Le secrétaire d’État au Commerce, aux Services et à la Protection des consommateurs a admis ce mardi que le Portugal est le premier pays de l’Union européenne (UE) à réglementer les droits des consommateurs en matière de marchés (plateformes d’achat/vente numériques).

« Je suis convaincu que nous avons établi l’alignement par rapport à la transition verte et aux nouveaux phénomènes de la transition numérique », a-t-il déclaré, au Parlement.

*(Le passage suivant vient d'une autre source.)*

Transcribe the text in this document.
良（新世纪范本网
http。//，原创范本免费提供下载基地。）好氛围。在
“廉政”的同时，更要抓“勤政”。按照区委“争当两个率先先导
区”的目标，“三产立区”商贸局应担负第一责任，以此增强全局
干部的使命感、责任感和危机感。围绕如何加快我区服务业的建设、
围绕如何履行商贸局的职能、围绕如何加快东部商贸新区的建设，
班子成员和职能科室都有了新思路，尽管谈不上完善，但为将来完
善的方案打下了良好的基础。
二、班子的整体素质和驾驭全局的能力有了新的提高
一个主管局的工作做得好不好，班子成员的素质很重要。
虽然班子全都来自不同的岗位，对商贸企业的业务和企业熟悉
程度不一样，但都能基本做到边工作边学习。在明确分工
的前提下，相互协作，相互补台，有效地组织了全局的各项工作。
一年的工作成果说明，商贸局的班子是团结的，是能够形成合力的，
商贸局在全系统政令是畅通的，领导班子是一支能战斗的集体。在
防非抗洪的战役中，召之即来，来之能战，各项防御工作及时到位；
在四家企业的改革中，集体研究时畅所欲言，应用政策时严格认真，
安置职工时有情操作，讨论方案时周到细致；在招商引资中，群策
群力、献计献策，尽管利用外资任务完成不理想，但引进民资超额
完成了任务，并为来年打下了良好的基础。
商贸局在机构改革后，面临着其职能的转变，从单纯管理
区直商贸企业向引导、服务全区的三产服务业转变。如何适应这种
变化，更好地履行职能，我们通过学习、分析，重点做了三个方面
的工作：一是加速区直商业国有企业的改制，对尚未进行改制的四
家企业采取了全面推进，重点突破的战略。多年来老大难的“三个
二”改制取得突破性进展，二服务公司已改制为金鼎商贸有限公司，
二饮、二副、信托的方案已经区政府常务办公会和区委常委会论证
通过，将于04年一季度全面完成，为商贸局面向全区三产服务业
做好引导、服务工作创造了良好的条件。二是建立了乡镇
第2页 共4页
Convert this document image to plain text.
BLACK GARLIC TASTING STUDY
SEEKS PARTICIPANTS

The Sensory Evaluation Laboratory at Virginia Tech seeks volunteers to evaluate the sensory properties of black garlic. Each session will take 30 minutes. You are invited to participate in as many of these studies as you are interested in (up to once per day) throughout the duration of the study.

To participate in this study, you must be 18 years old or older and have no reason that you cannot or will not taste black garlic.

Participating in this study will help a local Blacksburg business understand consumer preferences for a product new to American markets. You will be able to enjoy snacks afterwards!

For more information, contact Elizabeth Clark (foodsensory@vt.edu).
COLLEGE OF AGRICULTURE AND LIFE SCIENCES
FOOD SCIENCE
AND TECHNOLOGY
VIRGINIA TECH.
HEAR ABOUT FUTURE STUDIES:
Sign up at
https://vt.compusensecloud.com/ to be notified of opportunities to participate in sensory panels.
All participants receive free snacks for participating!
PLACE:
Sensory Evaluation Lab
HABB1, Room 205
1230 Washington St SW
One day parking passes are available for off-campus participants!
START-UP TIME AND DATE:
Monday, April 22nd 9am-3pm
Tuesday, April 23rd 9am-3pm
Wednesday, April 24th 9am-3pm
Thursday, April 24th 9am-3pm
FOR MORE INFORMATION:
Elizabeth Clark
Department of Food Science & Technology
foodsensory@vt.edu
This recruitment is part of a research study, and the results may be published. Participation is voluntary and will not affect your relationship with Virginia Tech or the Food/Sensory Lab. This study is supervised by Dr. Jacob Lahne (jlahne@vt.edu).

João Torres a déclaré aux députés présents au Parlement que le Portugal s’efforçait d’aligner la politique des consommateurs sur la transition verte, car l’Union européenne a désormais une compréhension commune sur les axes qui doivent être poursuivis en termes de droits et de défense des consommateurs. consommateurs, et le pays doit beaucoup au fait qu’il a dirigé le Conseil de l’Union européenne le semestre dernier. Le secrétaire d’État admet que cette politique des consommateurs « permet d’avoir un regard sur l’économie et le marché de la demande des consommateurs ».

Le secrétaire d’État à la protection des consommateurs a également fait référence aux directives européennes 770 et 771, qui réglementent désormais les contenus et services numériques, ainsi que l’achat et la vente de biens, respectivement, en plus de fixer des périodes de garantie pour les États membres. Le gouvernement portugais a transposé ces directives dans le système juridique national, visant à mieux protéger les consommateurs portugais « en ce qui concerne l’achat et la vente de biens ou en ce qui concerne les problèmes de garanties. Parmi les nouvelles catégories de biens et services de contenu numérique sont désormais présentes les livres électroniques, les canaux de Diffusion et les services de stockage de nuage.

« Le Portugal aura l’ordre juridique le plus protecteur pour les consommateurs en matière de garanties. Dans le décret [aprovado em Conselho de Ministros de setembro] nous encadrons les nouvelles catégories de biens soumis à protection », a affirmé João Torres aux députés lors de la commission de l’économie, de l’innovation, des travaux publics et du logement.

Le décret-loi du gouvernement, qui a été approuvé par le Conseil des ministres le 2 septembre dernier, a prolongé la durée des garanties pour les biens meubles à trois ans, au lieu des deux années précédentes, a également noté le secrétaire d’Etat. Même ainsi, João Torres a admis que la « garantie légale est prolongée mais avec l’inversion de la charge de la preuve dans les deux premières par l’imposition communautaire ». Les contenus et services numériques ont également vu leur garantie étendue à deux ans, avec « un seul avec une inversion de la charge de la preuve également par imposition communautaire ».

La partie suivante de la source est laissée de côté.